De raad verzoekt de Afdeling zelf in de zaak te voorzien en in de planregels op te nemen dat als strijdig gebruik wordt aangemerkt het in gebruik hebben van gronden en bouwwerken zonder de aanleg en instandhouding van de aardenwallen zoals opgenomen in artikel4.1 en op de verbeelding.

Hoe oordeelt de Afdeling?

De Afdeling oordeelt dat deze door de raad geformuleerde voorwaardelijke verplichting, op het moment dat de aarden wal of een deel daarvan niet of niet langer geheel aan de bestemmingsomschrijving voldoet, tot het stilleggen van de gehele bedrijfsvoering van het Sportlandgoed zou leiden, waaronder ook activiteiten die niet of nauwelijks bijdragen aan de geluidbelasting. Elk gebruik van gronden en bouwwerken wordt dan immers verboden.

De raad heeft bij het voorstel om zelf te voorzien geen blijk gegeven van een zorgvuldige afweging van de betrokken belangen van het Sportland. De Afdeling voorziet daarom niet zelf in de zaak maar draagt de raad op het bestemmingsplan gewijzigd vast te stellen met inachtneming van de uitspraak.

Een goed reparatievoorstel

In de onderhavige uitspraak kan het voorstel van de raad helaas niet de rechterlijke toets doorstaan en voorziet de Afdeling niet zelf in de zaak. Had de Afdeling dit wel gedaan, dan was de gemeente daarmee een hoop tijd en moeite bespaard gebleven. De raad had dan immers niet opnieuw een besluit hoeven te nemen. Het loont dus om goed en kritisch na te denken over de formulering van een voorstel tot reparatie van een gebrekkig besluit.
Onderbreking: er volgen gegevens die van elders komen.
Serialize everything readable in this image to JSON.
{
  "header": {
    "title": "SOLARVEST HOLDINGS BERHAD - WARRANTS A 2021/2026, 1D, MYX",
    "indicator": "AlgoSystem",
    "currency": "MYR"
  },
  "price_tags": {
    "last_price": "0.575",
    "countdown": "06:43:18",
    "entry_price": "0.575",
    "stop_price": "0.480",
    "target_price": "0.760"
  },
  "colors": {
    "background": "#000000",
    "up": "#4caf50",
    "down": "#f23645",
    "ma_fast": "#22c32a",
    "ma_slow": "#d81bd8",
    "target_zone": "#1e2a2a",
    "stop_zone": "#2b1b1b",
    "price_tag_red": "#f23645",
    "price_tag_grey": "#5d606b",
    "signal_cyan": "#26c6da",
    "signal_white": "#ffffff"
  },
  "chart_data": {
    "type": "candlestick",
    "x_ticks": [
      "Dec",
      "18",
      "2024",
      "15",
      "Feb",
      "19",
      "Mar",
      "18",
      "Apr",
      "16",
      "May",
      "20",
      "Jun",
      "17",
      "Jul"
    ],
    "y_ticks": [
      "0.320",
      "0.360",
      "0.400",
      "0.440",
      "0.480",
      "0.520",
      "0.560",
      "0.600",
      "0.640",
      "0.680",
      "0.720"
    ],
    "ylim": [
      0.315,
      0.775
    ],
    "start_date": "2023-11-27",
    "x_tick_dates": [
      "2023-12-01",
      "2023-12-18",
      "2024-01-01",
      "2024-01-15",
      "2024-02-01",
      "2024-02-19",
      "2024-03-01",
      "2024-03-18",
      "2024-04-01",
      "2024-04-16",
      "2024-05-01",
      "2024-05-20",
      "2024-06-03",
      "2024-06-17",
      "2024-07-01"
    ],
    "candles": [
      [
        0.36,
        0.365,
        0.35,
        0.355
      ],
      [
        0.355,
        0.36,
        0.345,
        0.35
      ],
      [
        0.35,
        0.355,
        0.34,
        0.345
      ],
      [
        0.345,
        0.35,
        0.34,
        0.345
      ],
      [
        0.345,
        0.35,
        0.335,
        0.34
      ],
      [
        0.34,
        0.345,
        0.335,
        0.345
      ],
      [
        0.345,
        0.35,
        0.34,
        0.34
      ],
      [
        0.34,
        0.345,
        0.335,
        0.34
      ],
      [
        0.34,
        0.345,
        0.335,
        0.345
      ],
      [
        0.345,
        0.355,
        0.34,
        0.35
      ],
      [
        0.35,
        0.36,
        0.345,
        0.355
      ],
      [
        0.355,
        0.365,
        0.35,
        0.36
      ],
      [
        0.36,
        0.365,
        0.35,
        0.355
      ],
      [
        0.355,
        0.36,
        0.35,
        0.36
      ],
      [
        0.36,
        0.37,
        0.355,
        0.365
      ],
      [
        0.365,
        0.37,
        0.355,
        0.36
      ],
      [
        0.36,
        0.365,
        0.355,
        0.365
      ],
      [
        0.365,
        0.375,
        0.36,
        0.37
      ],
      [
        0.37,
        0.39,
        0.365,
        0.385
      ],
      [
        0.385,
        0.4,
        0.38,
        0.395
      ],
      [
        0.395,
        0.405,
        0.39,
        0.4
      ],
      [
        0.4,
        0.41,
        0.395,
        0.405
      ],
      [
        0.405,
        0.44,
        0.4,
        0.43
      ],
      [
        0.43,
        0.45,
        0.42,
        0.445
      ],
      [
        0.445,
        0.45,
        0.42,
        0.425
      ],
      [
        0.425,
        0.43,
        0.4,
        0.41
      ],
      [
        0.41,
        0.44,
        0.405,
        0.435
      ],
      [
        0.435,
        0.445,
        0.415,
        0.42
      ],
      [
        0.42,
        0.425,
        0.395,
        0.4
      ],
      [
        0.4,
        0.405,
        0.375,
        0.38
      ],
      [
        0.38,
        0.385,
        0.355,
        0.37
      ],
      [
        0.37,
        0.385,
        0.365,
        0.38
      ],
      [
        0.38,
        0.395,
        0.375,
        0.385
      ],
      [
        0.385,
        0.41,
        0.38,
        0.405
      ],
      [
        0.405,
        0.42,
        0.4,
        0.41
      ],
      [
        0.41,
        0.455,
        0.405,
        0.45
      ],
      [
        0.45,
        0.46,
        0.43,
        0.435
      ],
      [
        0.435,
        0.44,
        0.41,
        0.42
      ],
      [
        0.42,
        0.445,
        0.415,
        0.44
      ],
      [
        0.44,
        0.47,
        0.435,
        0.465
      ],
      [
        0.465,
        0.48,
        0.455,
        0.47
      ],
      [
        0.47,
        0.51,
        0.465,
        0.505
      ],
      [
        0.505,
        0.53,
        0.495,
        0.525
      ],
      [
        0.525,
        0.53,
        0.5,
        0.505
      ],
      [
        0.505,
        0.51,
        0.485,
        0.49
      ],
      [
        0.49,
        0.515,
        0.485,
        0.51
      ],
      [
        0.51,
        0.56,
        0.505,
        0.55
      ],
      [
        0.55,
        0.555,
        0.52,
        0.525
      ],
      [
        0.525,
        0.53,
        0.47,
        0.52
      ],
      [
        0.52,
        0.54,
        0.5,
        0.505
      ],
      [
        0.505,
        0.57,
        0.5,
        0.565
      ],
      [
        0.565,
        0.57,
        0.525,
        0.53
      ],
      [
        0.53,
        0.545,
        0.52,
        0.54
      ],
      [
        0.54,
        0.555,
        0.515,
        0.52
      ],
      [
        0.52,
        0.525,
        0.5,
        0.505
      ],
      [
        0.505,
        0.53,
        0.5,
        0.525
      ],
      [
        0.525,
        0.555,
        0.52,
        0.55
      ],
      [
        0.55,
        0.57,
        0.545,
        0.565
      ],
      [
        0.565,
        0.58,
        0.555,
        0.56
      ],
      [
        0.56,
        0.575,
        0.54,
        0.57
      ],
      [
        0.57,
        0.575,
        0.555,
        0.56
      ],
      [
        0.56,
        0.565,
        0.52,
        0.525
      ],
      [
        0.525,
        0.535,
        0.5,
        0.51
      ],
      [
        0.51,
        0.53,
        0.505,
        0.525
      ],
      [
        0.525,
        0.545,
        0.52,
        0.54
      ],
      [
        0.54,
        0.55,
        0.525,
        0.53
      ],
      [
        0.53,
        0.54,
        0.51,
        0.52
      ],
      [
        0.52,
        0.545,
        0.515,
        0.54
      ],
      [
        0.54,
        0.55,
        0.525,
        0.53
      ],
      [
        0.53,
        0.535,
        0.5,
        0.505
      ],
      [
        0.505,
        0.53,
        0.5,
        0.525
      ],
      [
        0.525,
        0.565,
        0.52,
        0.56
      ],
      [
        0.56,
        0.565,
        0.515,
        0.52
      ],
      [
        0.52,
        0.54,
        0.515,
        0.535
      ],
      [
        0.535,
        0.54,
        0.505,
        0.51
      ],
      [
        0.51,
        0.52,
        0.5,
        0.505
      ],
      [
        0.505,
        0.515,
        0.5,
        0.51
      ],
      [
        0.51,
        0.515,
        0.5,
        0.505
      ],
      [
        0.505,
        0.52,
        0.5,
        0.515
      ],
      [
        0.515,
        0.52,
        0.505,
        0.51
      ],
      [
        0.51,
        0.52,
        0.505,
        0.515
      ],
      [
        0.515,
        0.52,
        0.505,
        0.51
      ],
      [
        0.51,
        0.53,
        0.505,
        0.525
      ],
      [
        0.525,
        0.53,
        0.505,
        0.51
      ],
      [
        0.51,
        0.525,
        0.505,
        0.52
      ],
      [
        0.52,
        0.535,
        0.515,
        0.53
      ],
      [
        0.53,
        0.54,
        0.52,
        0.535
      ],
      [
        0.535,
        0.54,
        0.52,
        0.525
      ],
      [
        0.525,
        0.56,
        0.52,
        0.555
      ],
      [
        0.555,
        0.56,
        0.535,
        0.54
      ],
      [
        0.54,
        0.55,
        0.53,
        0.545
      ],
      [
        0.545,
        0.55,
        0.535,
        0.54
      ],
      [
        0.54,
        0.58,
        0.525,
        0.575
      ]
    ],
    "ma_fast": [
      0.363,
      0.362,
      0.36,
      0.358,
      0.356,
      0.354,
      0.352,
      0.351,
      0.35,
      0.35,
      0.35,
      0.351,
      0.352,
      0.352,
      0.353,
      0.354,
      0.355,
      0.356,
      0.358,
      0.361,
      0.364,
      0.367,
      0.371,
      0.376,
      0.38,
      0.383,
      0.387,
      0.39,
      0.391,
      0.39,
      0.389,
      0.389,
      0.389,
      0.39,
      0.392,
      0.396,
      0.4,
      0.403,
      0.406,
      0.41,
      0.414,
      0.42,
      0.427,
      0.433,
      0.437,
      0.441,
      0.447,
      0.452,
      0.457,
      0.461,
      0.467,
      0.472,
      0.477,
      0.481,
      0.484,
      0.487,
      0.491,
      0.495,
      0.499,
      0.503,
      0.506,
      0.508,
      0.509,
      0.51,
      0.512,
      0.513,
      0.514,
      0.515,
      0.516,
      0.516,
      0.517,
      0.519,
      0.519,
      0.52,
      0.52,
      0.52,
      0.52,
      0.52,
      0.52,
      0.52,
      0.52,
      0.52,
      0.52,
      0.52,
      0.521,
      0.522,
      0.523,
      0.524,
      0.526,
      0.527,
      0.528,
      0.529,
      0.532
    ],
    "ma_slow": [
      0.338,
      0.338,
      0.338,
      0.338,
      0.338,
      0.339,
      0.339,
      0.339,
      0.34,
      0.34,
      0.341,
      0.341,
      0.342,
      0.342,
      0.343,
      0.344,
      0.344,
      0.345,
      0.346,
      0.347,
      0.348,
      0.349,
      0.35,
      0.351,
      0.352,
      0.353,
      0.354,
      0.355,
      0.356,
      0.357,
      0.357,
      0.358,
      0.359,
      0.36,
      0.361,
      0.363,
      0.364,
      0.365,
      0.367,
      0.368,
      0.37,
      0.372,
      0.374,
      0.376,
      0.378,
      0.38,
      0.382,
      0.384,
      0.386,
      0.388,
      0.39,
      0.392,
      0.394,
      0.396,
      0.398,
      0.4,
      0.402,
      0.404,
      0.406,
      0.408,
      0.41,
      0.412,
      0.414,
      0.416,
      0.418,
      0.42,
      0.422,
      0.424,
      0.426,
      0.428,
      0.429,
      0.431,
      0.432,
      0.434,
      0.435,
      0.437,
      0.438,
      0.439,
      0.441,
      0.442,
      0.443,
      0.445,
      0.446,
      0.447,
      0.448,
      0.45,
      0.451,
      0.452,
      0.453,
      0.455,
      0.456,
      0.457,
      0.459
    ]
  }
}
De raad van de gemeente Emmen had bijvoorbeeld kunnen voorstellen om in de planregels op te nemen dat de activiteiten die volgens het akoestisch onderzoek bepalend zijn voor de te verwachte geluiduitstraling van de inrichting naar de omgeving alleen mogen worden ondernomen indien aarden wallen met een minimale hoogte van 3 meter, ter plaatse van de aanduiding “geluidwal” worden aangelegd, behouden en hersteld. De raad had er ook voor kunnen kiezen om (slechts) het in gebruik nemen van het Sportlandgoed te koppelen aan het realiseren van de aarden wal van 3 meter hoog. Op dat moment hadden functies niet eerder in gebruik kunnen worden genomen dan nadat de aarden wal zou zijn gerealiseerd. Door  de locatie en uiterlijke verschijningsvorm van de aarden wal in de planregels van het bestemmingsplan vast te leggen zou als strijdig gebruik wel kunnen worden aangemerkt het afwijken van de locatie en verschijningsvorm van de aarden wal. Op dat moment zou immers wel gehandhaafd kunnen worden zonder de consequentie dat bij het afwijken of uitblijven van de aarden wal, de bedrijfsvoering stilgelegd zou moeten worden. Deze opties  geven blijk van een zorgvuldige(re) afweging van de betrokken belangen van het Sportland, en hadden wellicht een bestuurlijke lus gescheeld.

Achteraf praten is natuurlijk makkelijk, om die reden raden wij altijd een juridische check vooraf aan!